Unless reimbursement changes, e-mail consultation won't work.
For physicians time is money.
There were diverging comments on the impact of e-mail on volume of patient care. Some physicians reported that they were able to address more issues and take care of more patients since some of the preliminary, noncritical topics were handled by e-mail. Others reported concerns that e-mail can be redundant, overused by patients, time-consuming, and can potentially overburden physicians as e-mail use increases. This is an anticipated fear.

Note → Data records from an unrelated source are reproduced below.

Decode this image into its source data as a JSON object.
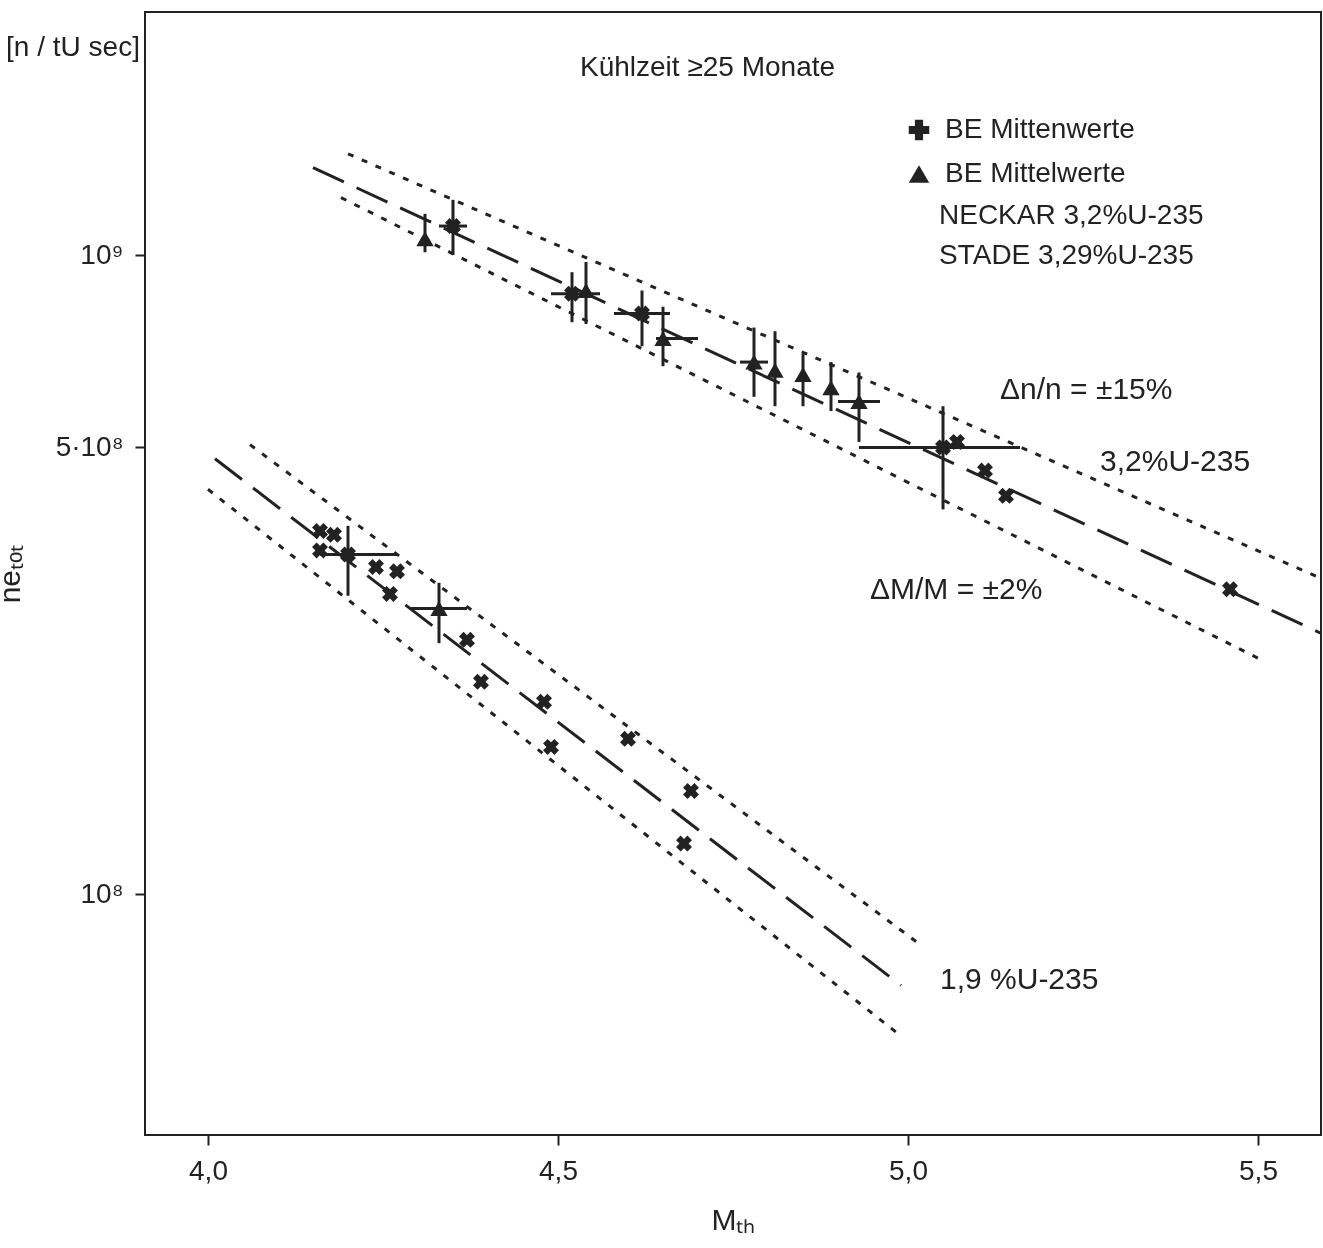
{
  "chart_data": {
    "type": "scatter",
    "xlabel": "Mₜₕ",
    "ylabel": "neₜₒₜ",
    "log": "y",
    "grid": false,
    "legend": "top right",
    "xlim": [
      3.91,
      5.59
    ],
    "ylim": [
      42000000,
      2400000000
    ],
    "xticks": [
      {
        "value": 4,
        "label": "4,0"
      },
      {
        "value": 4.5,
        "label": "4,5"
      },
      {
        "value": 5,
        "label": "5,0"
      },
      {
        "value": 5.5,
        "label": "5,5"
      }
    ],
    "yticks": [
      {
        "value": 100000000,
        "label": "10⁸"
      },
      {
        "value": 500000000,
        "label": "5·10⁸"
      },
      {
        "value": 1000000000,
        "label": "10⁹"
      }
    ],
    "annotations": [
      "Kühlzeit ≥25 Monate",
      "[n / tU sec]",
      "NECKAR 3,2%U-235",
      "STADE 3,29%U-235",
      "Δn/n = ±15%",
      "ΔM/M = ±2%",
      "3,2%U-235",
      "1,9 %U-235"
    ],
    "series": [
      {
        "name": "BE Mittenwerte",
        "marker": "cross",
        "color": "#222222",
        "x": [
          5.07,
          5.11,
          5.14,
          5.46,
          4.16,
          4.18,
          4.16,
          4.24,
          4.27,
          4.26,
          4.37,
          4.39,
          4.48,
          4.49,
          4.6,
          4.69,
          4.68
        ],
        "values": [
          510000000.0,
          460000000.0,
          420000000.0,
          300000000.0,
          370000000.0,
          365000000.0,
          345000000.0,
          325000000.0,
          320000000.0,
          295000000.0,
          250000000.0,
          215000000.0,
          200000000.0,
          170000000.0,
          175000000.0,
          145000000.0,
          120000000.0
        ]
      },
      {
        "name": "BE Mittelwerte",
        "marker": "triangle",
        "color": "#222222",
        "x": [
          4.31,
          4.54,
          4.65,
          4.78,
          4.81,
          4.85,
          4.89,
          4.93,
          4.33
        ],
        "values": [
          1060000000.0,
          880000000.0,
          740000000.0,
          680000000.0,
          660000000.0,
          650000000.0,
          620000000.0,
          590000000.0,
          280000000.0
        ],
        "errors": [
          [
            1010000000.0,
            1160000000.0
          ],
          [
            780000000.0,
            975000000.0
          ],
          [
            670000000.0,
            830000000.0
          ],
          [
            600000000.0,
            770000000.0
          ],
          [
            580000000.0,
            760000000.0
          ],
          [
            580000000.0,
            700000000.0
          ],
          [
            570000000.0,
            680000000.0
          ],
          [
            510000000.0,
            655000000.0
          ],
          [
            247000000.0,
            307000000.0
          ]
        ],
        "xerrors": [
          null,
          null,
          [
            4.64,
            4.7
          ],
          [
            4.76,
            4.8
          ],
          null,
          null,
          null,
          [
            4.9,
            4.96
          ],
          [
            4.29,
            4.37
          ]
        ]
      },
      {
        "marker": "cross",
        "color": "#222222",
        "x": [
          4.35,
          4.52,
          4.62,
          5.05,
          4.2
        ],
        "values": [
          1110000000.0,
          870000000.0,
          810000000.0,
          500000000.0,
          340000000.0
        ],
        "errors": [
          [
            1000000000.0,
            1220000000.0
          ],
          [
            785000000.0,
            940000000.0
          ],
          [
            720000000.0,
            880000000.0
          ],
          [
            400000000.0,
            580000000.0
          ],
          [
            293000000.0,
            377000000.0
          ]
        ],
        "xerrors": [
          [
            4.33,
            4.37
          ],
          [
            4.49,
            4.56
          ],
          [
            4.58,
            4.66
          ],
          [
            4.93,
            5.16
          ],
          [
            4.16,
            4.27
          ]
        ]
      },
      {
        "type": "line",
        "line_style": "dashed",
        "color": "#222222",
        "x": [
          4.15,
          5.59
        ],
        "values": [
          1370000000.0,
          256000000.0
        ]
      },
      {
        "type": "line",
        "line_style": "dotted",
        "color": "#222222",
        "x": [
          4.2,
          5.59
        ],
        "values": [
          1440000000.0,
          312000000.0
        ]
      },
      {
        "type": "line",
        "line_style": "dotted",
        "color": "#222222",
        "x": [
          4.19,
          5.5
        ],
        "values": [
          1230000000.0,
          234000000.0
        ]
      },
      {
        "type": "line",
        "line_style": "dashed",
        "color": "#222222",
        "x": [
          4.01,
          4.99
        ],
        "values": [
          480000000.0,
          72000000.0
        ]
      },
      {
        "type": "line",
        "line_style": "dotted",
        "color": "#222222",
        "x": [
          4.06,
          5.02
        ],
        "values": [
          505000000.0,
          83000000.0
        ]
      },
      {
        "type": "line",
        "line_style": "dotted",
        "color": "#222222",
        "x": [
          4.0,
          4.99
        ],
        "values": [
          430000000.0,
          60000000.0
        ]
      }
    ]
  }
}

There were also conflicting opinions and experiences regarding the impact of e-mail on efficiency. Some stated that e-mail was more convenient, offered more flexibility and saved time. Others felt that e-mail could become an added burden, particularly if the physician is solely responsible for handing the e-mails. Most physicians felt that e-mail is more convenient and increases the flexibility of both physicians and patients in terms of addressing medical questions. The ability to communicate via e-mail outside office hours and on their schedule is viewed as an important benefit. Some examples included:
E-mail is so much more efficient, you end up knowing the patients so well by the time they come for followup, that you can ask more direct questions about what has been going on with their lives, why their blood pressure is consistently up, etc.

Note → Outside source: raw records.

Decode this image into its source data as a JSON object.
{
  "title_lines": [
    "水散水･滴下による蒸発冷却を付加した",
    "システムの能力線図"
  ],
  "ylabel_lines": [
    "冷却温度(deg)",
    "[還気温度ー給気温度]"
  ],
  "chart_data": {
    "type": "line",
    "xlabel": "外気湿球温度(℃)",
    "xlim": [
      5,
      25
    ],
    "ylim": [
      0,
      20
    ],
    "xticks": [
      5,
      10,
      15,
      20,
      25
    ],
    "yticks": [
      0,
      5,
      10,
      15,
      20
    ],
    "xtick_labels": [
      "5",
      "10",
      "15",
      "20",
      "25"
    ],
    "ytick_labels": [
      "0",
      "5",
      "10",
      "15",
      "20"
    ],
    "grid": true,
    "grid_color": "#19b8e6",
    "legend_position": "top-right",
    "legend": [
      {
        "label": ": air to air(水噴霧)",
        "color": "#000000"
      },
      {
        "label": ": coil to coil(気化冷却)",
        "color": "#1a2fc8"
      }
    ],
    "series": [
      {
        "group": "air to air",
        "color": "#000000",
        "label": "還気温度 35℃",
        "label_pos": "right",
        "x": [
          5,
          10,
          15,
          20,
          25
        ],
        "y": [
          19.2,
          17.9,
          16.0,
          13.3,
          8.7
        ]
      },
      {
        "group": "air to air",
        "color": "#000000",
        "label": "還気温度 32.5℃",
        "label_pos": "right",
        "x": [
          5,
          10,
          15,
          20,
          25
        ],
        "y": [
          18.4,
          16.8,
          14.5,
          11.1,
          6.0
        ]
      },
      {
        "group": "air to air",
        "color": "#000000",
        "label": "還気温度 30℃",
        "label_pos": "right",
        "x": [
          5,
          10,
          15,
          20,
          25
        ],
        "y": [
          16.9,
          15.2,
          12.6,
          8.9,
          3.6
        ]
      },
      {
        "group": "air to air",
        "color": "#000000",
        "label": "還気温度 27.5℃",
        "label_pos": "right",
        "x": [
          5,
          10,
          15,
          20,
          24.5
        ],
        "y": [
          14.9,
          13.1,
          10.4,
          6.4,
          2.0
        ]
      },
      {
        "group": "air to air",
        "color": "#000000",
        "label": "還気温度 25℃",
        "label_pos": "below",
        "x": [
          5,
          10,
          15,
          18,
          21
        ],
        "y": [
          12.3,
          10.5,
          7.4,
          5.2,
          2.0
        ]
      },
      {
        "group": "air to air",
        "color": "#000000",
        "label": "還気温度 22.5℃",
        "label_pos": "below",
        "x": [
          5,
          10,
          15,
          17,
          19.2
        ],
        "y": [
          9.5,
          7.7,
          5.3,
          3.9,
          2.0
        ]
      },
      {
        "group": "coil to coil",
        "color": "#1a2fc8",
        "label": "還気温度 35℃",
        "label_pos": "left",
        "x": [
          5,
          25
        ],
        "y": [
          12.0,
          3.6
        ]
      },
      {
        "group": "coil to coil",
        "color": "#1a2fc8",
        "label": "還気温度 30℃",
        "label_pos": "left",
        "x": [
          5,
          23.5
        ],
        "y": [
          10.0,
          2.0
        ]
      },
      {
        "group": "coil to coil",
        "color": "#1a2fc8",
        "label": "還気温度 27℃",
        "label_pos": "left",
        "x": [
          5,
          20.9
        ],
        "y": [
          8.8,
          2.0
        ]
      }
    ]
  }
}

No matter what you do there is always limited time in the office. With e-mail the patients are unlimited with their time. They can ask me questions that they forgot to ask while they were in the office.
It is more work for the physicians. On the other hand, I can answer e-mails when I am at home, when I am eating, or whenever.
There did not appear to be a clear method of documentation. Some respondents felt that documentation by e-mail was much better and easier than by phone; others, who were struggling with how to do this efficiently and incorporate it into office flow, felt that documentation was worse with e-mail. For example:
There is much better documentation. I write my response, copy it, and put it in the medical records. In terms of efficiency, it is a wash because it takes me as much time to write an e-mail as to make a phone call.
Things are not documented as well as when patients use the phone. We have a formal system of phone calls, but not for e-mails.
Physicians were concerned about the technical aspects of using e-mail — particularly with servers malfunctioning and systems failing, inadvertently leading to missed e-mails. This appeared to be more of an anticipated concern than one frequently experienced.
Finally, there was a wide spectrum of opinions and experiences in reference to use of office personnel and colleagues using e-mail to communicate with patients. Most physicians had not fully broached the subject with their staff. Many who did felt that their staff was not prepared or interested in using e-mail. The few who had incorporated office personnel into e-mail communication met with success. Most physicians seemed to be responsible for accessing their own e-mail, even when out of town, although some respondents told us about colleagues accessing their e-mail.